Formazione, dunque, che deve però essere anch’essa diversa.

“Certamente e almeno su due fronti. Da una parte, è impensabile riproporre il classico corso frontale: servono momenti di scambio, di condivisione e di discussione tra pari e con l’aiuto di docenti che diano schemi interpretativi della realtà. Dall’altra, è necessario mettere insieme le conoscenze tecnologiche con quelle manageriali: nelle imprese i bravi tecnici devono anche essere bravi manager e viceversa. Si tratta di un cambiamento nel quale devono essere coinvolti anche gli stessi docenti. Un esempio in questa direzione è l’EMBT che Politecnico di Torino e CUOA stanno realizzando”.

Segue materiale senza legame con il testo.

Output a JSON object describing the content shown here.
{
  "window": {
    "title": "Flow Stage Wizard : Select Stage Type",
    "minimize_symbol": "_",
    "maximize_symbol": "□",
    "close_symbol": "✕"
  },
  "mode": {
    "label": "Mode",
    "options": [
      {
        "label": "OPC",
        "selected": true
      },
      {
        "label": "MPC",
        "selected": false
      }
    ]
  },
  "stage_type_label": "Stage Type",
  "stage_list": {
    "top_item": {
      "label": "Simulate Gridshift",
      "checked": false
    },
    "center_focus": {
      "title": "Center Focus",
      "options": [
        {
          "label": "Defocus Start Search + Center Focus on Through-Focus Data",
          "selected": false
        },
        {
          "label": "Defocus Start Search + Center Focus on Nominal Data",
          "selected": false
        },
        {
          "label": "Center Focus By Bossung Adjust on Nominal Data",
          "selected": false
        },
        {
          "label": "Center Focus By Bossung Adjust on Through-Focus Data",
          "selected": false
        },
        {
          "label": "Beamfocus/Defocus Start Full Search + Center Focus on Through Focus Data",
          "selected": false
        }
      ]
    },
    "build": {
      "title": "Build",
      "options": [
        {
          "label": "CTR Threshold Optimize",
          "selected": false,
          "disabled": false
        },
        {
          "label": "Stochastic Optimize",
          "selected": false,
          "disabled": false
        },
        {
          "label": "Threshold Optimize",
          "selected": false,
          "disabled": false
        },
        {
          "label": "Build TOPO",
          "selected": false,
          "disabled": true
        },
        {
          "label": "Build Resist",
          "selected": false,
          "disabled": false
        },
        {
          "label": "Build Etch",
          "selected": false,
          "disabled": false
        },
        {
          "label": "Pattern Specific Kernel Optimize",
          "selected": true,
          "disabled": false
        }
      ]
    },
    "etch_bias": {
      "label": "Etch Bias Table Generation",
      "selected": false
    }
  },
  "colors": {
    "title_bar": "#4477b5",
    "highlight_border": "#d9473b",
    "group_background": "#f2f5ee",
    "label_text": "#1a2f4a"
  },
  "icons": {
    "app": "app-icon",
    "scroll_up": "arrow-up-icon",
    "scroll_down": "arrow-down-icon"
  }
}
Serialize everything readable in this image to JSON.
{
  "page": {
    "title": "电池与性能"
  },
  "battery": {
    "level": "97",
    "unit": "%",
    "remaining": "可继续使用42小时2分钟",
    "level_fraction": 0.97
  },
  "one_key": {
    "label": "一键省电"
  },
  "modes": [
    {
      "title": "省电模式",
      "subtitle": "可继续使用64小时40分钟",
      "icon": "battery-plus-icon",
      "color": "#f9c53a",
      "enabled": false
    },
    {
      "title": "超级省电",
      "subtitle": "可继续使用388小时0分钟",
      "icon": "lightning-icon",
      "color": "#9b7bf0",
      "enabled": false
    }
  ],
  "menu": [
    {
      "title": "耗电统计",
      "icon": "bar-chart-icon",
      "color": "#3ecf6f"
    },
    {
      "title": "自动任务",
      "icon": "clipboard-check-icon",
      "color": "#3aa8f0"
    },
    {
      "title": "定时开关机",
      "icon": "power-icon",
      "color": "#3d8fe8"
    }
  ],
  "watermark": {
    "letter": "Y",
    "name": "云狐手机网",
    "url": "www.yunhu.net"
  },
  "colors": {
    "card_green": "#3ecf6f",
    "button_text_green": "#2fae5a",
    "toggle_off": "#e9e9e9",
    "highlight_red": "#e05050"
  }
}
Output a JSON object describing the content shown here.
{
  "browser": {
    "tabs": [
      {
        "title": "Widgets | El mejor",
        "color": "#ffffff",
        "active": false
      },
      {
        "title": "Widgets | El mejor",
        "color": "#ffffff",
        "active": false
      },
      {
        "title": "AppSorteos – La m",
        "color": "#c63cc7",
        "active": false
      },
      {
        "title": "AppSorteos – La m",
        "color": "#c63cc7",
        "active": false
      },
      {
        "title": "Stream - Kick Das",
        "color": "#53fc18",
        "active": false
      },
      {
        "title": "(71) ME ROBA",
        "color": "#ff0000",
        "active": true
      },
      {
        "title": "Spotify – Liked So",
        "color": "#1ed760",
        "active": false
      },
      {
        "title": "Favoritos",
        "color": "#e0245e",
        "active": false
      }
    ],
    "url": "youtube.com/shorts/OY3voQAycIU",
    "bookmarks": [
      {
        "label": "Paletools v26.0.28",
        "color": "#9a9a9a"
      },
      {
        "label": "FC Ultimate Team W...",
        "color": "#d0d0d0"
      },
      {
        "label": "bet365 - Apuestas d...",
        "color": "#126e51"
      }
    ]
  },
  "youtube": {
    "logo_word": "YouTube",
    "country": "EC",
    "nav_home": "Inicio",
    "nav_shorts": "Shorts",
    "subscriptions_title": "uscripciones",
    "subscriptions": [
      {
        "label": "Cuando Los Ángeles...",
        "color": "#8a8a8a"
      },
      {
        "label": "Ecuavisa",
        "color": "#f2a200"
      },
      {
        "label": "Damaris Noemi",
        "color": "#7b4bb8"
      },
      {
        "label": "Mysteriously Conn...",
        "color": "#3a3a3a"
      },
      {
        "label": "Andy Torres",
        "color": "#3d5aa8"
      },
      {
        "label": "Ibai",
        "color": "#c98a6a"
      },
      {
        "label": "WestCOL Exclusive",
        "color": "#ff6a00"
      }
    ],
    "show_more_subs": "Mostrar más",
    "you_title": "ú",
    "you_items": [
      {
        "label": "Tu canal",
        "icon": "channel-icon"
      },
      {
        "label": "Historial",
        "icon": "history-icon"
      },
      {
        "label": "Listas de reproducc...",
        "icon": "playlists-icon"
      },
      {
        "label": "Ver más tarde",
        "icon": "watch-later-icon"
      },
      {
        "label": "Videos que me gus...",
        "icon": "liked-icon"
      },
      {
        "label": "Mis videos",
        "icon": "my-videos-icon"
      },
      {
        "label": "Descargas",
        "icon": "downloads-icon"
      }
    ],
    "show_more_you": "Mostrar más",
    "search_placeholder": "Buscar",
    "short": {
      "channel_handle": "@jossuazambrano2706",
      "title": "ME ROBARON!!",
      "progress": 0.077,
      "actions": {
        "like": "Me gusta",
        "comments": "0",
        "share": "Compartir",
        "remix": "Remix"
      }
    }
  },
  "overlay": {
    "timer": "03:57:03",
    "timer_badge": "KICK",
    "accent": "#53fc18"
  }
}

Torniamo al tema della dimensione aziendale: una volta si diceva “piccolo è bello”.

“Sì, e si è rivelato un limite. Però attenzione, il tema della dimensione aziendale è una chiave che apre molte porte, un tema a più livelli. Ciò che è importante è la crescita strutturale dell’impresa, che, quasi sempre, a un certo punto si traduce anche in una crescita dimensionale. Occorrono aziende più grandi per operare nella complessità, perché queste sono più capaci di comprendere e affrontare mutamenti economici e di mercato importanti come molti di quelli che viviamo oggi. Ma tutte le imprese devono crescere in termini strutturali e organizzativi; tutte le realtà devono, cioè, avere al loro interno le forze e le competenze per progettare e riprogettare la propria attività. Un’impresa che non comprende questo, in cui regnano ancora le divisioni più che le integrazioni e che non è capace di aprirsi al mondo, è destinata a non fare molta strada.  Torniamo così alla questione della formazione”.

Si spieghi meglio

“Le competenze sono un asset strategico. È necessario che i manager, ma anche gli imprenditori, imparino ad avere più trasversalità nel loro lavoro, ad essere capaci di gestire le persone cercando anche percorsi nuovi. Fino a non molto tempo fa, bastava essere capaci di costruire un piano di produzione sostenibile, reperire le risorse per finanziarlo e poi controllarne il buon andamento tecnico. I mercati in qualche modo rispondevano positivamente e si andava avanti. Era il regno del modello ‘tempi e metodi’. Oggi c’è ancora la necessità di definire un piano industriale tecnicamente e tecnologicamente sostenibile, ma accanto a questo è necessaria la capacità di far crescere e valorizzare le persone, saper rispondere tempestivamente agli imprevisti, conoscere e comprendere cosa c’è fuori dalla fabbrica e i grandi mutamenti in atto. In altri termini, non basta più fare bene il proprio mestiere. Saper unire l’innovazione e la capacità tecnologica con il valore della capacità umana è la strada da percorrere”.